Je précise ici que le travail à faire ne peut être, seulement, un travail « propre », c’est-à-dire un travail politique sectaire ou « affinitaire » où l’on ne se mélange pas avec les autres (bien que tout travail propre n’est pas sectaire. Il est légitime, aussi, que chaque organisation puisse défendre ses propositions). Nous savons que les autonomes agissent aussi en dehors des manifestations. Ils organisent des réunions, des cantines, des squats, etc. La difficulté est que tout cela se fait de manière isolée. Souvent, des actions auxquelles nous pourrions participer (parce que nous les jugeons justes), sont menées « clandestinement » et de façon sectaire, la conséquence directe étant l’exclusion de ces actions d’un nombre conséquent de personnes souhaitant agir. Autrement dit, les actions des autonomes sont cachées, et de fait, « interdites » aux autres, alors que les autonomes, eux, se greffent sur les actions des autres (en particulier les manifestations syndicales) pour défendre « leur » pratique politique. Ces logiques-là, même si je les comprends et que, comme je l’ai déjà dit, je ne les condamne pas, me semble aller à l’encontre de la nécessaire convergence à construire. Pour pouvoir dépasser sur sa gauche une mobilisation de masse unitaire, encore faut-il, d’abord, construire cette mobilisation de masse, dans nos lieux d’études, de travail, d’actions… Et cela n’a aucune chance d’arriver si l’on reste entre personnes convaincues.

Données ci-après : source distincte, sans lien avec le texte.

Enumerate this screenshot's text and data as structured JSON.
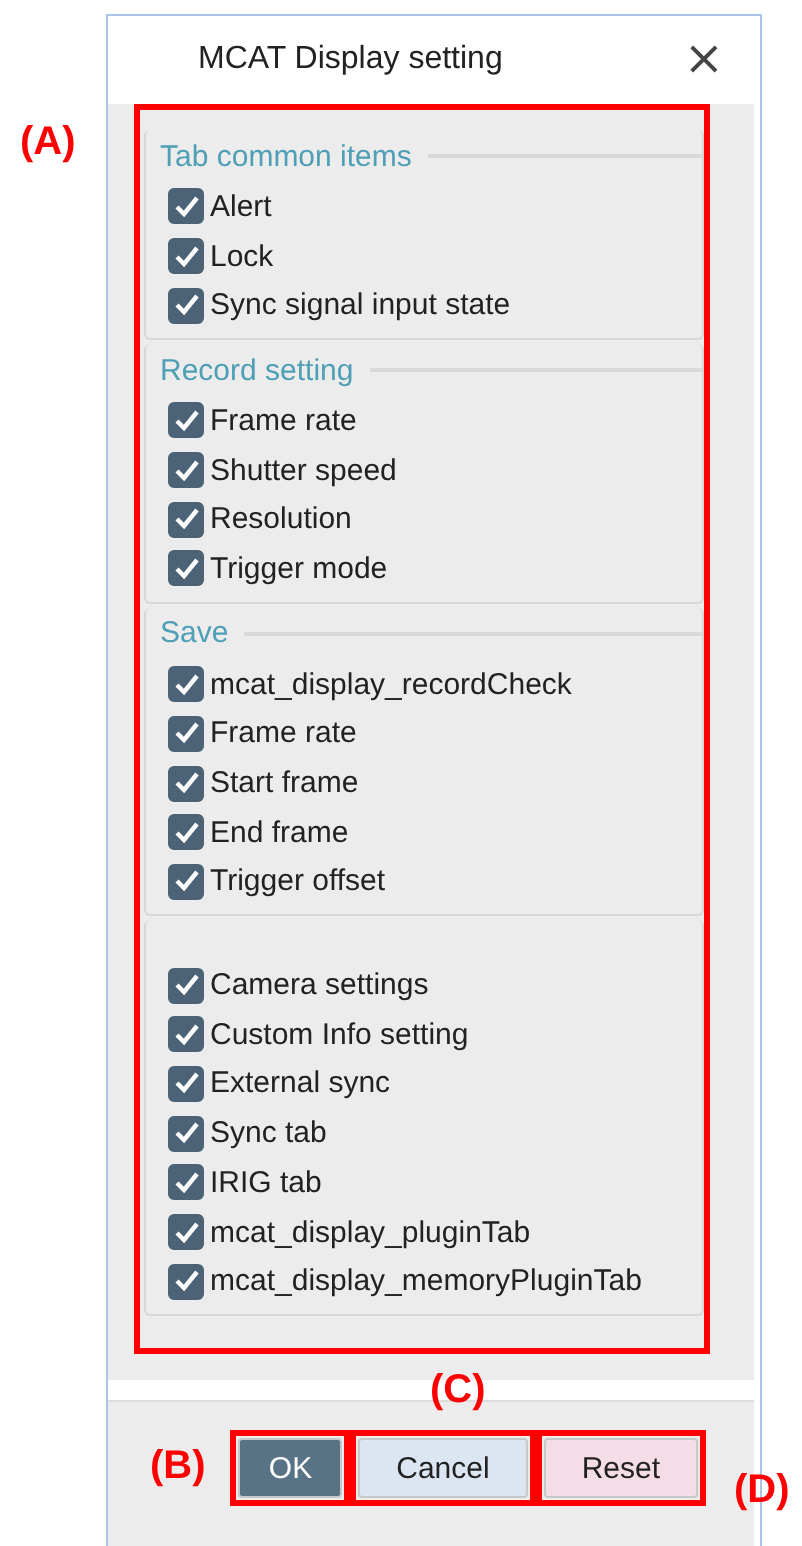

Avant de conclure sur la question du parti, je tiens à dire à celles et ceux qui, à gauche, voient dans les autonomes des fascistes ou des flics, se trompent. Les autonomes représentent un courant politique qui a toujours existé, et qui défend une ligne politique anticapitaliste. Cette ligne, comme j’ai tenté de l’expliquer, me semble erronée. Cela n’est pas une raison pour raconter n’importe quoi. Nous devons, avec des courants autonomes, débattre, mais aussi affirmer notre propre démarche politique. Rester indépendant politiquement tout en s’ouvrant à la discussion même si, je le sais, cela n’est pas toujours évident. Mais ça ne l’est pas forcément toujours, non plus, avec les réformistes. Pour moi, il ne doit pas y avoir d’exclusive dans l’unité à partir du moment où nous sommes en capacité d’imposer des cadres de délibérations démocratiques (ce que réformistes et autonomes rejettent). Si nous récoltons aujourd’hui les fruits de notre impuissance, cela ne doit pas pour autant nous empêcher de défendre notre politique.

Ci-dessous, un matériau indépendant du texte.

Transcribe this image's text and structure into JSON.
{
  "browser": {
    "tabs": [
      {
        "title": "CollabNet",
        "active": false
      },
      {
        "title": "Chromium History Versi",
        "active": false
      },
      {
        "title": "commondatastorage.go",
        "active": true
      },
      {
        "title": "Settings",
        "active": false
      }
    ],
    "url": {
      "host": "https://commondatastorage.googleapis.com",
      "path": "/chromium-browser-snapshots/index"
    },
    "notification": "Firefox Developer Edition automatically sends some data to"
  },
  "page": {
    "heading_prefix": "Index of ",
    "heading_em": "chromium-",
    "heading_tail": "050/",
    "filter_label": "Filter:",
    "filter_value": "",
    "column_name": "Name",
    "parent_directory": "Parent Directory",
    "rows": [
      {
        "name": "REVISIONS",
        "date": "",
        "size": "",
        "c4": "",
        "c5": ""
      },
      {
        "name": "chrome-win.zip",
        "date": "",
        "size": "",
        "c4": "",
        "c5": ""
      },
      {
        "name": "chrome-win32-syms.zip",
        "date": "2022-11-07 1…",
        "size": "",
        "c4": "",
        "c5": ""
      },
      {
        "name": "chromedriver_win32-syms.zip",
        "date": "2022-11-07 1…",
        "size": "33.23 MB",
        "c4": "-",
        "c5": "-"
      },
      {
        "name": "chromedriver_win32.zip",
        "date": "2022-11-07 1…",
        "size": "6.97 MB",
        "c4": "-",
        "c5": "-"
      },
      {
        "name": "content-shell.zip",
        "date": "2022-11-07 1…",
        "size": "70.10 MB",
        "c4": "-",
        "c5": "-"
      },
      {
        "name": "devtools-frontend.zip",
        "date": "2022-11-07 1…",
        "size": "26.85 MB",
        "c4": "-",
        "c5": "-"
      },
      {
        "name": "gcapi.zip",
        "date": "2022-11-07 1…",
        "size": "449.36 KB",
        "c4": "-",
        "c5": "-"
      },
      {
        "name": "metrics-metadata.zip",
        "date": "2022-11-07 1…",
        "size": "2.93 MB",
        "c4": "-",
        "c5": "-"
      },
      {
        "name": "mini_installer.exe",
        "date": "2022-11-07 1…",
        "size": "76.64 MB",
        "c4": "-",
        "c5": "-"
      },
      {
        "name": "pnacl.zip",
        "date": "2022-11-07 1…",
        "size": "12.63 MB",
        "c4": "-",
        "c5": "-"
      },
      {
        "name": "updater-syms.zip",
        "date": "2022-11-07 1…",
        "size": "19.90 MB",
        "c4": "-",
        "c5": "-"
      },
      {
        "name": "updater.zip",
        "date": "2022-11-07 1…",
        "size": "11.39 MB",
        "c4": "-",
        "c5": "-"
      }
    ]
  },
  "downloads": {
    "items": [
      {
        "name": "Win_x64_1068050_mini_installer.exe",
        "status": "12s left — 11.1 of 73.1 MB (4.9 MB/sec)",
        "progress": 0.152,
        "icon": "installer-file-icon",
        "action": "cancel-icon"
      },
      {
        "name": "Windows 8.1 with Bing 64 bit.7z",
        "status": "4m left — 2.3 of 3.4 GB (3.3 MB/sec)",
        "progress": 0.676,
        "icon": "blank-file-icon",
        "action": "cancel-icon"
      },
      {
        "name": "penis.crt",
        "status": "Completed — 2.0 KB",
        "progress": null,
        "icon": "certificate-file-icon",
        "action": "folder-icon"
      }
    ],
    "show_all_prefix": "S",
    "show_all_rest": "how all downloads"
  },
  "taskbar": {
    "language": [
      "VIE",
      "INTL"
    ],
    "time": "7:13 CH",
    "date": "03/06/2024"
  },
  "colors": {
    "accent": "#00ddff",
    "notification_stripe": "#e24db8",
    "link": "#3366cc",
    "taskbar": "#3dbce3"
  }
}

Enfin, donc, nous devons aussi construire un lieu qui fédère les énergies, qui permette des discussions théoriques, pratiques. Où l’on puisse défendre un programme politique. Pour moi, ce lieu c’est le NPA mais le NPA aurait sans doute besoin d’évoluer, de grossir en premier lieu et surtout de se dépasser dans une organisation plus représentative de la société afin d’être d’autant plus démocratique.

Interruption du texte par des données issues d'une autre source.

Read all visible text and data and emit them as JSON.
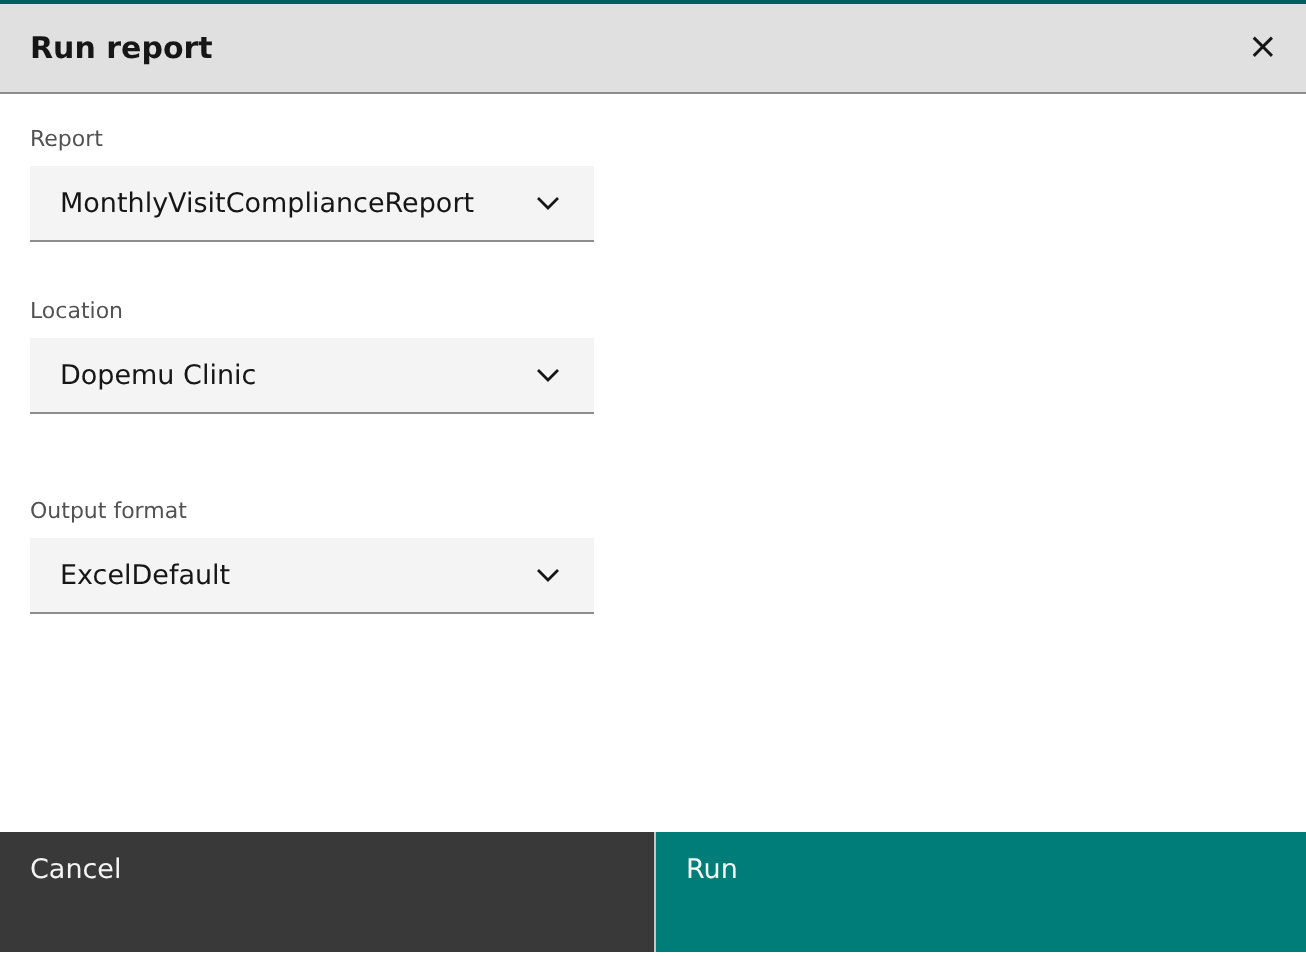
{
  "dialog": {
    "title": "Run report",
    "close": "×"
  },
  "fields": [
    {
      "label": "Report",
      "value": "MonthlyVisitComplianceReport"
    },
    {
      "label": "Location",
      "value": "Dopemu Clinic"
    },
    {
      "label": "Output format",
      "value": "ExcelDefault"
    }
  ],
  "buttons": [
    {
      "label": "Cancel",
      "kind": "secondary"
    },
    {
      "label": "Run",
      "kind": "primary"
    }
  ]
}
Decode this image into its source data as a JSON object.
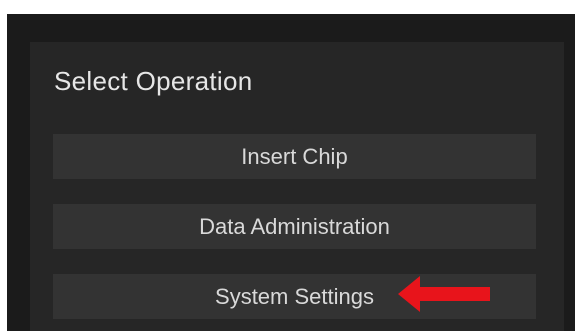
{
  "dialog": {
    "title": "Select Operation",
    "buttons": [
      {
        "label": "Insert Chip"
      },
      {
        "label": "Data Administration"
      },
      {
        "label": "System Settings"
      }
    ]
  },
  "annotation": {
    "arrow_color": "#e8141b",
    "points_to": "System Settings"
  },
  "colors": {
    "background": "#1b1b1b",
    "panel": "#262626",
    "button": "#333333",
    "text": "#e6e6e6"
  }
}
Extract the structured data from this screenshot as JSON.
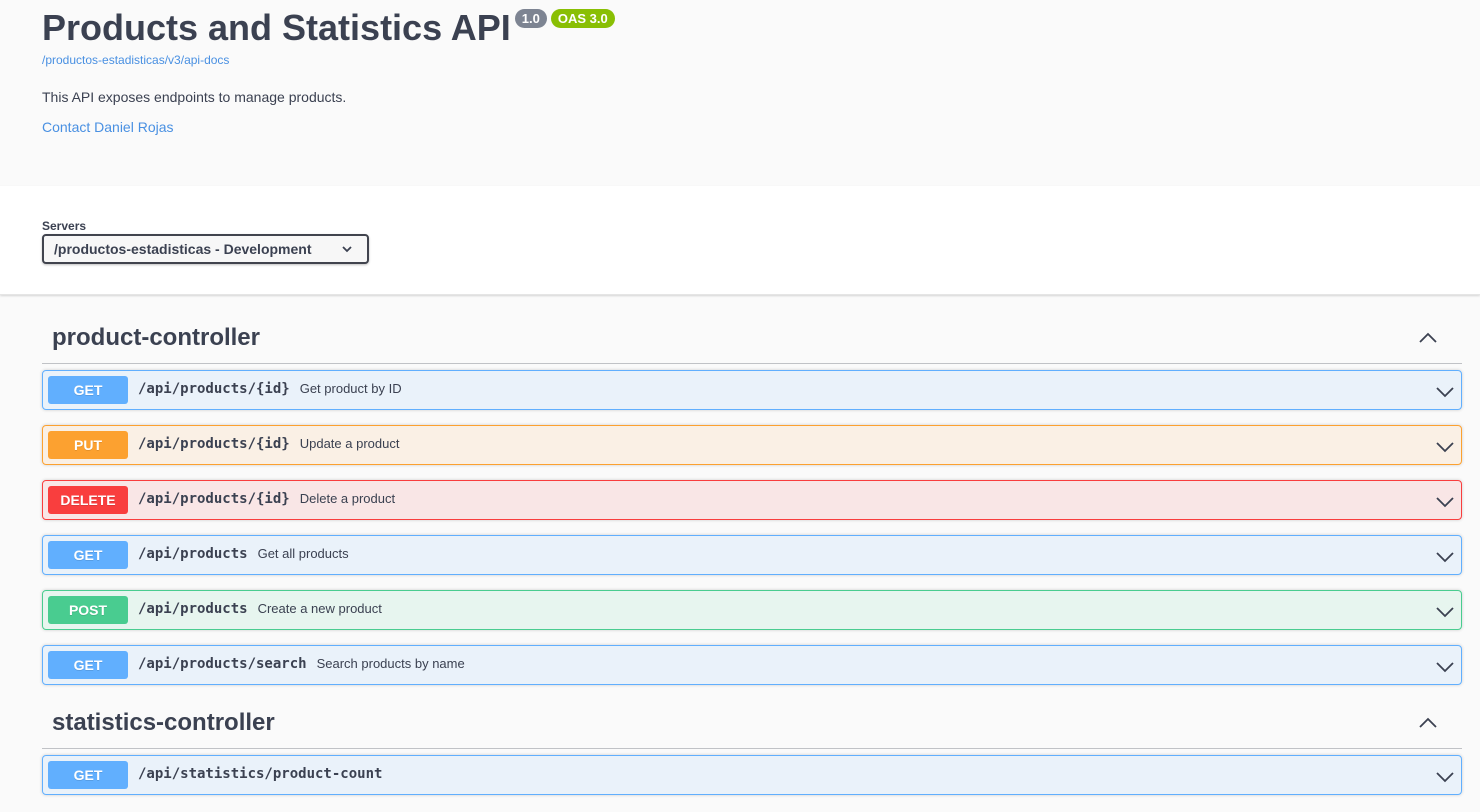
{
  "info": {
    "title": "Products and Statistics API",
    "version_badge": "1.0",
    "oas_badge": "OAS 3.0",
    "spec_link": "/productos-estadisticas/v3/api-docs",
    "description": "This API exposes endpoints to manage products.",
    "contact_link": "Contact Daniel Rojas"
  },
  "servers": {
    "label": "Servers",
    "selected": "/productos-estadisticas - Development"
  },
  "sections": [
    {
      "name": "product-controller",
      "operations": [
        {
          "method": "GET",
          "path": "/api/products/{id}",
          "summary": "Get product by ID"
        },
        {
          "method": "PUT",
          "path": "/api/products/{id}",
          "summary": "Update a product"
        },
        {
          "method": "DELETE",
          "path": "/api/products/{id}",
          "summary": "Delete a product"
        },
        {
          "method": "GET",
          "path": "/api/products",
          "summary": "Get all products"
        },
        {
          "method": "POST",
          "path": "/api/products",
          "summary": "Create a new product"
        },
        {
          "method": "GET",
          "path": "/api/products/search",
          "summary": "Search products by name"
        }
      ]
    },
    {
      "name": "statistics-controller",
      "operations": [
        {
          "method": "GET",
          "path": "/api/statistics/product-count",
          "summary": ""
        }
      ]
    }
  ],
  "colors": {
    "get": "#61affe",
    "put": "#fca130",
    "delete": "#f93e3e",
    "post": "#49cc90",
    "link": "#4990e2",
    "version_badge": "#7d8492",
    "oas_badge": "#89bf04"
  }
}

Bref, ce texte permet d’ouvrir la discussion sur les violences et les stratégies révolutionnaires, mais il n’est qu’une amorce. Je propose à celles et ceux que ça intéresse de venir en discuter à la fête du NPA qui aura lieu à l’auberge de jeunesse de Poitiers le samedi 26 mai. Nous y discuterons de… mai 68, avec Pierre Rousset. Il sera fort intéressant d’entendre son analyse sur le sujet, mais aussi d’en discuter, de confronter nos positions, et de proposer des initiatives communes sur ces questions.